Rabbi Abraham Ibn Ezra spent the second half of his life travelling from country to country, studying peoples and countries, languages and cultures. About the same time as his great contemporary, Rabbi Judah Halevi, he set out for-the Orient, together with his son Isaac. He visited Africa, Egypt, and the Holy Land, where he learned Kabbalah, the deepest and most mysterious part of Torah study, from the sages in Safed and Tiberias. Then he traveled to Babylon and Persia, where the Caliph of Baghdad had permitted the Jews to have their own prince. Finally he returned to Italy where he lived in Rome, Salerno, Lucca and Mantua. There he wrote most of his great commentaries to the Bible, and his books on Jewish grammar and philosophy. He wrote poems in honor of his friends and spent much of his time teaching a great number of disciples who gathered about him.

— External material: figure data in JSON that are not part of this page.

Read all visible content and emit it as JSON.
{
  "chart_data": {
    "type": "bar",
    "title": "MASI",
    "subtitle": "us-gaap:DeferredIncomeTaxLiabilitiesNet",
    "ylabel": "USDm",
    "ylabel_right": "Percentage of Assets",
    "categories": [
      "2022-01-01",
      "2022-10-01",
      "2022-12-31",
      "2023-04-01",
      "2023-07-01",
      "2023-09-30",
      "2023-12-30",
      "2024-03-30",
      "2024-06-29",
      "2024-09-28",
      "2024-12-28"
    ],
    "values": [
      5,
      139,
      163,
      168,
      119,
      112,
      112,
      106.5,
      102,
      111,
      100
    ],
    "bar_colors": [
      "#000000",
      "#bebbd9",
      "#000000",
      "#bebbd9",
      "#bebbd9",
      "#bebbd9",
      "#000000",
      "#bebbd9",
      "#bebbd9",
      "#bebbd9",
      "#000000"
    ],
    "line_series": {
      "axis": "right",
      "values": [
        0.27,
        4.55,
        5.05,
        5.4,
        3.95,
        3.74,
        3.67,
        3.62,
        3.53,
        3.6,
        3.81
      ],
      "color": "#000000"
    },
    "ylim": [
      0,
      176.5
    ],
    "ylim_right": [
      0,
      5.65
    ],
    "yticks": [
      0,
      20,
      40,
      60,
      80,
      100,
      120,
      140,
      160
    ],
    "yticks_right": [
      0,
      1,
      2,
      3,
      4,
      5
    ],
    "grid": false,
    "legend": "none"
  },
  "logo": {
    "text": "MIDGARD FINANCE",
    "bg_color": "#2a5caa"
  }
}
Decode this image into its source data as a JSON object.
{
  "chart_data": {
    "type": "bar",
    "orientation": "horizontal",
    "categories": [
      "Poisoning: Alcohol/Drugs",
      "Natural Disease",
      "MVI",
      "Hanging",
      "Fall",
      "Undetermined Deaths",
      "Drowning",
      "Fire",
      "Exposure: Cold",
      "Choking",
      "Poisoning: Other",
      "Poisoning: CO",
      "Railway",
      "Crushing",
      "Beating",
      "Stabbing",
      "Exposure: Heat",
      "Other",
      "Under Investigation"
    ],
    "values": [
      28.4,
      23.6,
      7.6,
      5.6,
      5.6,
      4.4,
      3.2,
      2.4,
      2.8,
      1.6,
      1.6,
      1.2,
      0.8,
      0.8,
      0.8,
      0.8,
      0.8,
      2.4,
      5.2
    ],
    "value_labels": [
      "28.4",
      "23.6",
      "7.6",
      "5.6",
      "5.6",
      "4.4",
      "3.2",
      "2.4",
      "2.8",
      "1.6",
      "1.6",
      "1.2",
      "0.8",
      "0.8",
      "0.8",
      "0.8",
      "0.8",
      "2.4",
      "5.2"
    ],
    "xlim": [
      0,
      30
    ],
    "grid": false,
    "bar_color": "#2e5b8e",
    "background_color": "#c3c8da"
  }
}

Ibn Ezra did not stay in Italy. He moved to Provence, in Southern France, where he was received with much honor and respect. For it was there that the two great lines of Jewish tradition, the Sephardic in Spain, and the Ashkenazic from Northern France and Germany, met. After three years of quiet study, in Beziers, Rabbi Abraham Ibn Ezra again took up the wanderer's staff and went across the channel to London, where at that time a rich colony of enthusiastic Jews were eager to have this great representative of Jewish learning and art in their midst. Yet before his death Rabbi Abraham wanted to return to his old home. At the age of about 75 years he died in Calahora, between Navarra and Castilia.

II.

As a student and writer, Rabbi Abraham Ibn Ezra was as tireless as a traveller. His style and form in poetry were considered even more perfect than that of Rabbi Judah Halevi. While Rabbi Judah Halevi's poems and prayers are full of feeling and longing for the restoration of the Jewish people and the Temple, Rabbi Abraham Ibn Ezra wrote poems which clothed some of the deepest thoughts and mysteries of learning into verse. Unless one is very well acquainted with the entire literature of the great Sages before him, it is sometimes almost impossible to understand the true meaning of Ibn Ezra's writing. This is also true of his greatest work, the commentary to the Bible, generally known under the name "Ibn Ezra." It is a mixture of the most lucid explanations and implications of deep mysteries.

Rabbi Abraham Ibn Ezra wrote also several books on Hebrew grammar, a profound dissertation on philosophy called "Yesod Mora," and several books on astronomy and mathematics. His "Chidoth," riddles in poetic form, and his small poems written on innumerable occasions, made him the meter of all rhymers in Spain. It has been told that Rabbi Judah Halevi once wrote a poem of which each line began with a letter of the Aleph Beth. When he came to the letter "Resh" he could not find a suitable thought. Finally he fell asleep. When he awoke he saw that a stranger had fitted a perfect line to his poem, beginning with a "Resh." Full of joy and admiration he is said to have exclaimed: This is either the work of an angel or Rabbi Abraham Ibn Ezra.

III.

Rabbi Abraham Ibn Ezra is dear to us, not so much because of his elegance of writing, his poetry, philosophy or science, but as the man who with all his familiarity with secular knowledge, was full of piety and the spirit of G‑d. Warmth and deep feeling, which is said to be lacking in his secular poetry, permeate all his religious poems, prayers and writings. It is here that Rabbi Abraham Ibn Ezra shows his true nature, his boundless faith and absolute confidence in G‑d. Through all his work rings his despair over the separation of the Jewish people from G‑d, the Torah and the Holy Land, and with the fervor of his soul he prays for the reunion of these three in the time of the Messiah.